Sudan Society

Estimated GDP: $ 32.58 billion (2020 IMF, estimated)

Per capita income (purchasing power parity): $ 3,750 (2020 IMF, estimated)

Human Development Rank (HDI): 170 of 189 (2019)

Proportion of poverty (national poverty line): 46.5% (2013)

Distribution of income (Gini coefficient): 41.1 (2011)

Economic Transformation (BTI): Rank 131 of 137 (2020)

Refugee situation

According to UNHCR estimates, Sudan currently has around two million internally displaced people, mainly as a result of the Darfur conflict.

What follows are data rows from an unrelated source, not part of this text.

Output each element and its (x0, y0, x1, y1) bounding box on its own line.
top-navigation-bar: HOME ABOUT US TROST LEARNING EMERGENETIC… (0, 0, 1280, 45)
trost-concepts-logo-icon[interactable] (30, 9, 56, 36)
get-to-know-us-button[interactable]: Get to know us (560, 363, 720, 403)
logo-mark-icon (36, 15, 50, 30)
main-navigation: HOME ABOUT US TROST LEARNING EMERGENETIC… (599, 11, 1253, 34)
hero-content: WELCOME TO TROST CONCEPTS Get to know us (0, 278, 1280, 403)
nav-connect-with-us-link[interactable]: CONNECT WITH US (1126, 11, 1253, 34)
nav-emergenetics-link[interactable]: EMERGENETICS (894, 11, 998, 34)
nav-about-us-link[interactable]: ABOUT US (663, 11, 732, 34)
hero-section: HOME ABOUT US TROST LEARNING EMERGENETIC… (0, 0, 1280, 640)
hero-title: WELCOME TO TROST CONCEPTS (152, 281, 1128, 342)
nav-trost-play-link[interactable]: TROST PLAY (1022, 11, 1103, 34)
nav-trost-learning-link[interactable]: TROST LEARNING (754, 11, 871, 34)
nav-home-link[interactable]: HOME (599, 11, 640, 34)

In addition, the uninterrupted conflicts in the “Two Areas” of South Kordofan and the Blue Nile between the Sudanese government army and the rebel group SPLM-N, which escalated again in 2015, exacerbated the refugee situation. A calming of the situation in 2017 and the resumption of the peace talks, which were broken off in 2016, in 2018 will lead to an incipient return of Sudanese refugees from Ethiopia and South Sudan to these areas, according to official information.

In addition to the approx. Two million internally displaced persons, as of the end of 2019 there are almost one million refugees from abroad in Sudan, according to UNHCR. The majority are the c a, who continue to flee from civil war and famine. 813,000 South Sudanese. According to the UNHCR, 65% of South Sudanese refugees in Sudan live outside of refugee camps. The second largest group comes from Eritrea with 118,000 refugees. Other refugees come from Ethiopia (50,000) and Syria (13,000).

According to oxfordastronomy, the situation of the Eritrean refugees in the Sudanese refugee camps remains precarious. In June 2016, the Sudanese authorities began to forcibly return Eritrean refugees who were in Khartoum and Dongola to Eritrea. Sudan is increasingly being used by East African migrants destined for Europe as a transit country for their journey through the Sahara to the Libyan Mediterranean coast. The country is accused of an active role in human trafficking by the international community. In March 2014, Sudan therefore passed an “Anti-Human Trafficking Law”.

To curb the flow of refugees to Europe, the EU is trying to expand its not undisputed cooperation with Sudan in the so-called “Khartoum Process”. Dealing with Eritrean and Ethiopian refugees endangers cooperation with the EU. The federal government wants to support refugees in Sudan with a training initiative. The BMZ is investing a total of 35 million euros in combating the causes of displacement.

Refugees in the Um Baru camp, North Darfur

Between the desert and the fire (English, 46:26 min.)

Video by Al Jazeera on the situation of the Eritrean refugees in Sudan

According to UNHCR, around half of the 650,000 Sudanese refugees abroad are in refugee camps in Chad. The improvement in the security situation in Darfur achieved through agreements between the Sudanese government and individual rebel groups in 2017 resulted in the first minor repatriation of refugees from Chad.

In Egypt, the approx. 40,000 Sudanese refugees living here under difficult conditions represent the largest group of refugees. The Sudanese in Egypt, who are usually stranded here only in a stopover on migration to other countries, also receive support for the family in the Home expected.

Thousands of Sudanese who have illegally entered Israel from Egypt via the Sinai Peninsula and are seeking asylum there have the choice of indefinite detention or “voluntary” return, according to reports from Human Rights Watch. According to Sudanese law, entry of Sudanese citizens into Israel can be punished with ten years imprisonment.

Stay healthy

Due to the very limited number of test options for the detection of the respiratory disease COVID-19, it is problematic to classify numbers of sick people and the corresponding risk potential in Sudan.

Consultation with a tropical medicine doctor should precede a stay in Sudan. From the Sudanese side, a yellow fever vaccination is mandatory for all travelers who come from yellow fever infection areas. Regardless of the country’s regulations, the World Health Organization (WHO) explicitly recommends yellow fever vaccination for all infection areas, ie for Sudan for all stays south of the 12th parallel, not for stays in Khartoum and the Sahara only. With yellow fever disease are expected especially in Darfur and Kordofan needs.

In addition to the standard vaccinations (with tetanus, diphtheria, etc.), further vaccination protection should also be checked. Measles is a problem in some regions of the country, most recently in Kordofan, and cases of polio have also been reported repeatedly in recent years. For malaria high risk of infection applies all year round in the central and southern parts of the country, especially in the rainy season from April to November. While Khartoum and Port Sudan are considered malaria-free, there is little risk for the north. There is a very high risk of infection with dengue fever, especially in the east of the country. Also Cholera outbreaks occur regularly.

To avoid diarrhea and more severe infectious diseases as far as possible, the rule of “cook it, peel it or forget it” has always proven its worth when handling food.

Current vaccination recommendations and health tips for Sudan are provided by the travel medical information service and the medical information from the Federal Foreign Office.

While medical care is very problematic in large parts of the country, Khartoum sometimes offers quite well-equipped hospitals and specialists, also for the medical care of children.